Havia uma idosa na fila para se consultar, não estava tão mal, apenas tinha idade avançada e ele receitou alguns remédios a ela, na hora de sair ela se voltou para ele e disse:
- É o Sr. quem tem deixado o quadro torto, não é?
- Pelo contrário, eu tenho arrumado a posição dele, mas já que a senhora mencionou, poderia me explicar o porquê de todos acharem que a parede esta torta?
-Claro, mas a história é comprida.
- Tenho tempo.
- Lembro como se fosse ontem, naquela época não era fácil ter uma fotografia, não era como estas máquinas modernas com estes filmes que é só revelar, era caro e precisava de um fotografo e algumas horas parada na mesma posição. Ivana era uma moça bonita e muito cobiçada, Dimitri a conquistou com seus versos e construiu aquela casa com a ajuda de seus irmãos, morava pouca gente por aqui. Ele era tão apaixonado que quando o fotógrafo chegou ao vilarejo ele vendeu algumas joias que eram herança de seus pais e usou tudo para ter uma foto dela, algum tempo depois nasceu Ivanovski e quando a felicidade do casal parecia completa quis Deus que ela adoecesse e de súbito partisse deste mundo. Dimitri ficou muito entristecido e pendurou a foto na sacada onde costumava ficar admirando-a, ele costumava dizer a quem perguntasse que uma obra de arte como aquela merecia ser admirada por todos e por isto não seria justo pendura-la na sala. O garoto crescia indiferente a dor do pai, era pequeno demais quando a mãe morreu.
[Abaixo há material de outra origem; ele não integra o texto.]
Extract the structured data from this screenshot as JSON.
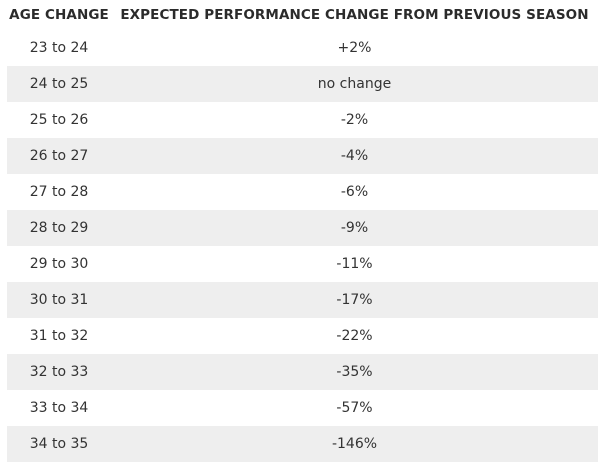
{
  "table": {
    "headers": {
      "age": "AGE CHANGE",
      "performance": "EXPECTED PERFORMANCE CHANGE FROM PREVIOUS SEASON"
    },
    "rows": [
      {
        "age": "23 to 24",
        "change": "+2%"
      },
      {
        "age": "24 to 25",
        "change": "no change"
      },
      {
        "age": "25 to 26",
        "change": "-2%"
      },
      {
        "age": "26 to 27",
        "change": "-4%"
      },
      {
        "age": "27 to 28",
        "change": "-6%"
      },
      {
        "age": "28 to 29",
        "change": "-9%"
      },
      {
        "age": "29 to 30",
        "change": "-11%"
      },
      {
        "age": "30 to 31",
        "change": "-17%"
      },
      {
        "age": "31 to 32",
        "change": "-22%"
      },
      {
        "age": "32 to 33",
        "change": "-35%"
      },
      {
        "age": "33 to 34",
        "change": "-57%"
      },
      {
        "age": "34 to 35",
        "change": "-146%"
      }
    ]
  },
  "colors": {
    "shaded_row": "#eeeeee",
    "text": "#333333"
  }
}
Dimitri sempre reclamava quando ele jogava bola em frente de casa, pois poderia acertar o quadro, mas o garoto achava que não havia gol melhor que as vigas daquela sacada. Acontece que o garoto sabia como dobrar o pai e um dia enquanto ele escrevia, Ivanovski e um colega jogavam bola usando a sacada como gol, o garoto errou o chute e acertou próximo ao quadro que entortou com o impacto. Dimitri saiu irritado aos berros dizendo que já tinha avisado que ali não era lugar, mas o garoto disse que não estava jogando bola e quando ele indagou sobre o porquê de o quadro estar torto o garoto respondeu: “Não é o quadro que está torto, é a parede que está. Quando o senhor estava lá dentro estava certinho, mas agora que esta na porta desequilibrou o peso sobre a casa e ela entortou fazendo parecer que o quadro está torto, quando na verdade foi a parede que entortou”. O senhor consegue imaginar um garoto de seis anos criando uma história dessas do nada?
- Bem criativo mesmo, mas isto fez a cidade toda manter a história do garoto?
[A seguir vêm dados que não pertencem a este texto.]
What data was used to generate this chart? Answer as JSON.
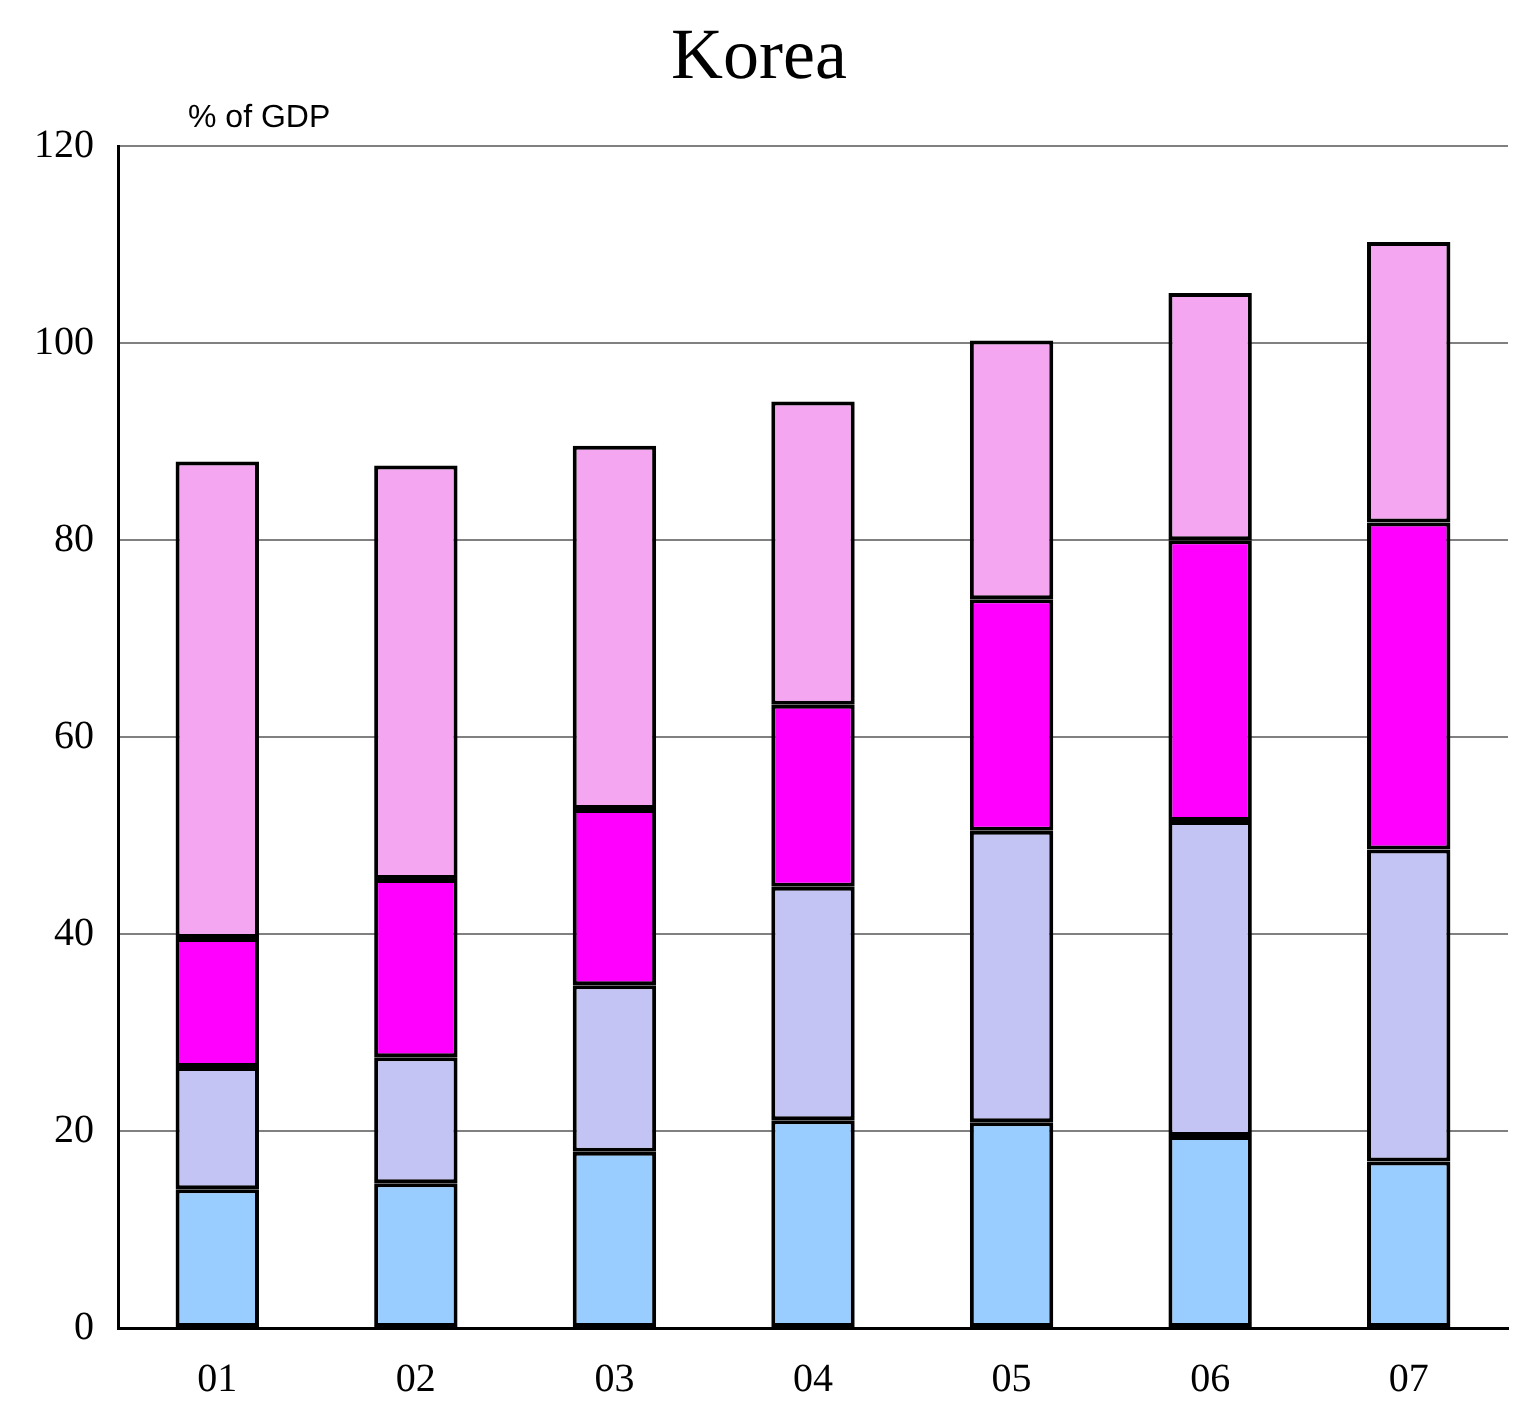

- Claro que não Sr Hank, acontece que o garoto cresceu e se tornou um dos jovens mais importantes da região, ajudava com tudo que podia, se alguém tinha dúvidas na escola ele fazia uma aula de reforço, se faltava mão de obra na colheita ele estava lá, se alguém precisava construir podia contar com ele e ele nunca pedia nada em troca. Só que veio a guerra e Ivanovski não voltou, a tristeza foi de todos, Dimitri entortou o quadro e contou a história no velório do garoto. Quando ele morreu há dez anos a casa ficou vazia, mas os habitantes do vilarejo ajudaram a conserva-la bem cuidada e mantiveram a tradição em memória a três pessoas tão fantásticas que fizeram parte da nossa história.
Hank estava emocionado, nunca mais mexeu com o quadro e passou a entender a fixação daquele lugar, percebeu que algumas coisas parecem erradas àqueles que utilizam o prisma errado e que tentara mudar a cultura de um povo ao invés de entendê-la e se adequar a ela. No fim, percebeu que a parede estava torta simplesmente porque o vilarejo queria que estivesse e que se ele achava que não estava era ele o insano.
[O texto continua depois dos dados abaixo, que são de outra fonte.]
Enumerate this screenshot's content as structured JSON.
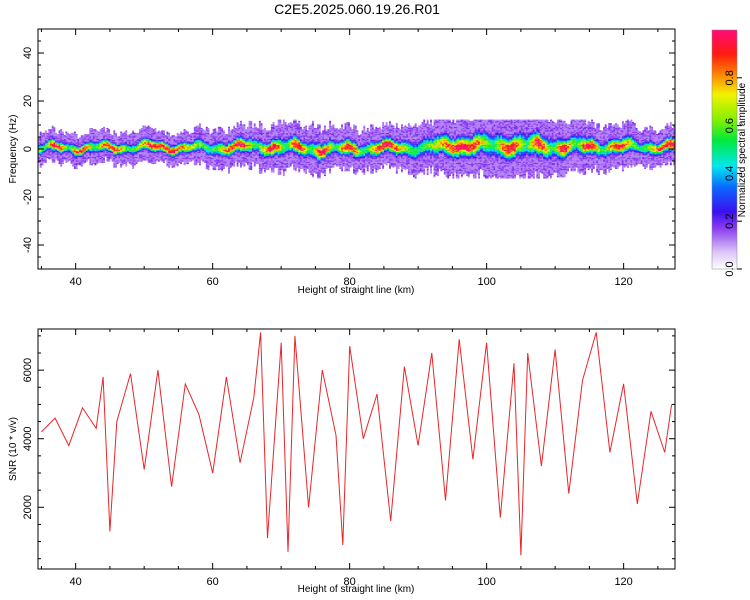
{
  "figure": {
    "title": "C2E5.2025.060.19.26.R01"
  },
  "chart_data": [
    {
      "type": "heatmap",
      "xlabel": "Height of straight line (km)",
      "ylabel": "Frequency (Hz)",
      "xlim": [
        34.5,
        127.5
      ],
      "ylim": [
        -50,
        50
      ],
      "x_ticks": [
        40,
        60,
        80,
        100,
        120
      ],
      "y_ticks": [
        -40,
        -20,
        0,
        20,
        40
      ],
      "colorbar": {
        "label": "Normalized spectral amplitude",
        "range": [
          0,
          1
        ],
        "ticks": [
          "0.0",
          "0.2",
          "0.4",
          "0.6",
          "0.8"
        ],
        "colormap": "rainbow (white, violet, blue, cyan, green, yellow, red, magenta)"
      },
      "description": "Narrow energy band centered near 0 Hz, approx -5 to +5 Hz wide, spanning the full height range; broader spread (approx -8 to +10 Hz) between 90 and 115 km",
      "band": {
        "x": [
          35,
          40,
          45,
          50,
          55,
          60,
          65,
          70,
          75,
          80,
          85,
          90,
          95,
          100,
          105,
          110,
          115,
          120,
          125,
          127
        ],
        "center_hz": [
          0.5,
          0.5,
          0.5,
          1,
          0.5,
          0.5,
          1,
          1,
          0,
          0,
          0.5,
          0.5,
          1.5,
          1.5,
          1.5,
          1,
          1,
          1,
          1,
          1
        ],
        "half_width_hz": [
          3,
          3,
          3,
          3,
          3,
          3.5,
          4,
          4.5,
          4.5,
          4,
          4,
          4.5,
          5.5,
          6.5,
          6.5,
          5.5,
          4.5,
          4,
          3.5,
          3.5
        ]
      }
    },
    {
      "type": "line",
      "xlabel": "Height of straight line (km)",
      "ylabel": "SNR (10 * v/v)",
      "xlim": [
        34.5,
        127.5
      ],
      "ylim": [
        200,
        7200
      ],
      "x_ticks": [
        40,
        60,
        80,
        100,
        120
      ],
      "y_ticks": [
        2000,
        4000,
        6000
      ],
      "line_color": "#e8262a",
      "series": [
        {
          "x": [
            35,
            37,
            39,
            41,
            43,
            44,
            45,
            46,
            48,
            50,
            52,
            54,
            56,
            58,
            60,
            62,
            64,
            66,
            67,
            68,
            70,
            71,
            72,
            74,
            76,
            78,
            79,
            80,
            82,
            84,
            86,
            88,
            90,
            92,
            94,
            96,
            98,
            100,
            102,
            104,
            105,
            106,
            108,
            110,
            112,
            114,
            116,
            118,
            120,
            122,
            124,
            126,
            127
          ],
          "y": [
            4200,
            4600,
            3800,
            4900,
            4300,
            5800,
            1300,
            4500,
            5900,
            3100,
            6000,
            2600,
            5600,
            4700,
            3000,
            5800,
            3300,
            5200,
            7100,
            1100,
            6800,
            700,
            7000,
            2000,
            6000,
            4100,
            900,
            6700,
            4000,
            5300,
            1600,
            6100,
            3800,
            6500,
            2200,
            6900,
            3400,
            6800,
            1700,
            6200,
            600,
            6500,
            3200,
            6600,
            2400,
            5700,
            7100,
            3600,
            5600,
            2100,
            4800,
            3600,
            5000
          ]
        }
      ]
    }
  ]
}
Foram mais quatro meses de trabalho e ele iria voltar à Nova York em duas semanas, seu substituto veio conhecer o lugar e quando o acompanhava percebeu aquela casa que destoava das demais.
- Esta casa é mais antiga que as outras.
- Verdade.
- Estranho ninguém arrumar a posição daquele quadro, não consigo observa-lo assim sem me incomodar.
- Mike, sinto lhe dizer, mas não é o quadro que está torto, é a parede que está!